Wenn der Hund „keine Lust mehr“ hat, also aus dem Training aussteigt, kann das unterschiedliche Gründe haben. Es ist spannend, einen genaueren Blick auf mögliche Ursachen zu werfen. Oft können scheinbare Kleinigkeiten einen großen Einfluss haben!
Was könnte dahinter stecken, wenn der Hund sich eine Pause nimmt? In diesem Beitrag möchte ich euch einige mögliche Gründe vorstellen.
Ganz grundsätzlich ist es kein Problem, wenn der Hund uns signalisiert, dass er eine Pause braucht. Genau dieses Mitspracherecht ist ja das Schöne am Medical Training. Im Idealfall schaffen wir es aber, Medical Training mit Kooperationsverhalten so durchzuführen, dass der Hund sich dabei immer wohl fühlt und mit Spaß bei der Sache ist!
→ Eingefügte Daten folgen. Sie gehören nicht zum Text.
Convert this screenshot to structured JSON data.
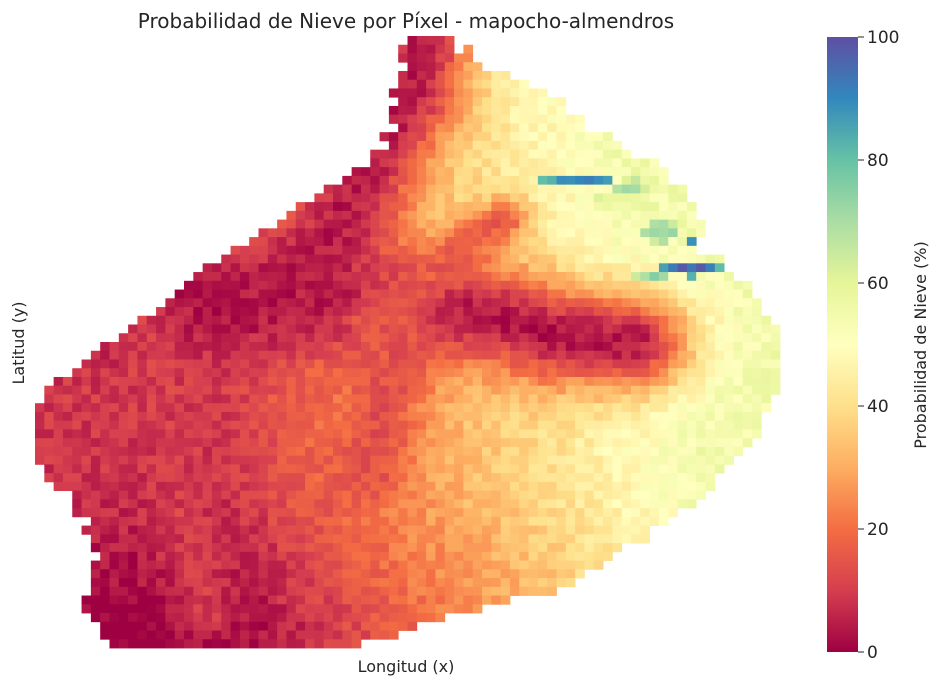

Wenn wir also herausfinden, warum unser Hund zwischendurch eine Pause braucht, können wir unser Training bei Bedarf so anpassen, dass es keine versteckten Stressoren für unseren Hund beinhaltet, oder ihn selber rechtzeitig in eine Pause entlassen, ehe wir Gefahr laufen, ihn zu überfordern.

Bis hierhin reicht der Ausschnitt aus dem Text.